Escribió una palabra en la pared y se fue caminando sin mirar atrás. Su letra temblaba, con puntos fuertes en algunas curvas de la escritura. Sin un diagnóstico preciso, se notaba cierto temor. Él se fue, la palabra quedó. ¿Una expresión de desahogo, un pedido de ayuda? La palabra quedó allí, ahora tan solitaria... Parecía estar escribiendo algo que ya estaba grabado en su corazón. Había dejado algo atrás. Los días pasaron.
Sonó la campana de la escuela. Hora de ir a casa. Con mochilas en la espalda, los niños siguen su camino. Caminan en grupos, algunos solos, padres que vienen a recogerlos, transporte. El movimiento en la puerta de la escuela es hermoso de ver. Cuántos abrazos, cuántos besitos, cuánto amor desprendido. Padres, madres, abuelos, abuelas, tíos, tías, niños corriendo hacia el reencuentro. Hambre al mediodía, cansancio a las 18 horas.
El niño vivía en el barrio. Había comenzado a estudiar ese año. Ya estaba en esa fase de deletrear todo. Sus ojos estaban ávidos, atentos a cualquier curva que reconociera como una palabra. En la placa de la calle "paaapáá", en las fachadas de las tiendas "looojaa". Estaba leyendo. Estaba descubriendo el mundo de la escritura y la lectura. Nada se le escapaba.
En su camino a casa -por vivir cerca de la escuela, tenía el privilegio de ir y venir caminando, a veces corriendo, a veces volando- había una construcción sin terminar desde hace años. Sus paredes ya enlucidas, pero sin pintura, estaban marcadas por el tiempo. El niño pasaba cerca de la construcción, la acera era estrecha, era la última esquina antes de llegar a casa.
Sus ojos fueron atraídos por una palabra, sus manos pasaron muy cerca. Otro desafío para el lector incipiente. Otra palabra para descifrar. Ya la había leído varias veces en el libro de la escuela, era más fácil cuando la memoria fotografiaba la combinación de letras. En voz alta "pa-pá" era la palabra escrita en la pared de esa vieja obra.
Ese día llegó a casa con un nudo en la garganta. Su madre estaba en la cocina como siempre. La televisión encendida, el sonido de las ollas, ese aroma inconfundible. El niño se detuvo en la puerta. Mamá, ¿por qué no tengo papá? Ella sabía que un día escucharía eso de boca del niño. ¡Pero sí tienes papá, sí! Respondió sin pensar que él era solo un niño. Parecía una respuesta para adultos. Ella y él no estaban preparados para ese día. Ella no imaginaba que sentiría culpa por eso, él no imaginaba que algún día lo echaría de menos.
Las ollas se apagaron. Se sentaron a la mesa.
Ese día llegaría. Llegó tan rápido, pensó la madre. Llegó tan tarde, suspiró el hijo. Un papá. Las preguntas comenzaron a surgir en ambas cabezas de bocas calladas. Ni siquiera la madre sabía dónde estaba el papá del niño. Tan jóvenes, el embarazo los asustó tanto que incluso ella, si pudiera, habría huido. No en forma de abandono, sino en forma de incertidumbres. ¿Qué sería de ahí en adelante? En fin, existía un gran vacío emocional en los dos. Ser padre y madre en una sola persona no había sido fácil y ahora el momento era de incertidumbre nuevamente.

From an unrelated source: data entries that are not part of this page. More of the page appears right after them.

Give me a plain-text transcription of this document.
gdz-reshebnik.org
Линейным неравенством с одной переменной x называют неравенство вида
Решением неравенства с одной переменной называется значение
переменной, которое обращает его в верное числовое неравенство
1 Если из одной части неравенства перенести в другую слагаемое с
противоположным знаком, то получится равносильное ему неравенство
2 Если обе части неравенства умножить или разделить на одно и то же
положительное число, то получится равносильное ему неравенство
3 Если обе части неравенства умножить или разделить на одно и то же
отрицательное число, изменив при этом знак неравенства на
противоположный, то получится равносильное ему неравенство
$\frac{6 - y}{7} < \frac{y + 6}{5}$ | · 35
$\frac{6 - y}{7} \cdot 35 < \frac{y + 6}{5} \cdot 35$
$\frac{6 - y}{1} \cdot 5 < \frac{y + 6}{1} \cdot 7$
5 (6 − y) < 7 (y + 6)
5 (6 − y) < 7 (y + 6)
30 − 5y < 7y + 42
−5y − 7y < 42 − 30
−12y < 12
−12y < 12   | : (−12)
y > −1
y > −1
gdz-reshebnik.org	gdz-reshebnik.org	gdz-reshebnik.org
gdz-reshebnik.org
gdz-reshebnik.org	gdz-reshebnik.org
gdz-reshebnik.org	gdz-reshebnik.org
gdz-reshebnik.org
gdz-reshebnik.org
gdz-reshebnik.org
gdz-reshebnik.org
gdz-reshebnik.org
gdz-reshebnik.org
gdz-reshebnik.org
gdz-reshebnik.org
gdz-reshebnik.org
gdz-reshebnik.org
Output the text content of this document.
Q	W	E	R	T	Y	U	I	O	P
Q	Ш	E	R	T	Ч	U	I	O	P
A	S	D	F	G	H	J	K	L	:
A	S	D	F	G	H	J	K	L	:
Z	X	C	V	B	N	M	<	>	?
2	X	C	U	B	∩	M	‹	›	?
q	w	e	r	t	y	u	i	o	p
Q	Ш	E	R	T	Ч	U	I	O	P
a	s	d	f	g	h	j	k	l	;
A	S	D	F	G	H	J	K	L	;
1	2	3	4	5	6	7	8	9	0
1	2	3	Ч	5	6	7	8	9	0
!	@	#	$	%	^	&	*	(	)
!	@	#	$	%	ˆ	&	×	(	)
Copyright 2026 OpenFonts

¿Mamá? ¿No tengo papá? ¿Quién es mi papá? ¿Dónde está? ¿Por qué nunca me vino a buscar a la escuela? ¿Por qué no vive aquí en casa? ¿Por qué? ¿Por qué? ¿Por qué?...
El niño tomó valor. Esa palabra había desencadenado cientos de preguntas que quizás ni siquiera reconocía tener. Un papá. Pa-pá. ¿Qué significaba eso para alguien que nunca convivió un solo día con la figura paterna? Un papá es amigo, un papá es generosidad, un papá es protección. Es el ejemplo de cumplir con el deber, de tener comida en la mesa. Un papá es autoestima elevada. La ausencia lo priva de cariño.
La madre baja la cabeza, lágrimas brotan de sus ojos. A pesar de su corta edad, el niño percibe su sufrimiento. El silencio se rompe con un tono de voz cariñoso: - Mamá, mamita, ¡perdóname! Mirada tierna: - Algún día creceré, ¿me enseñarás a ser papá cuando sea grande?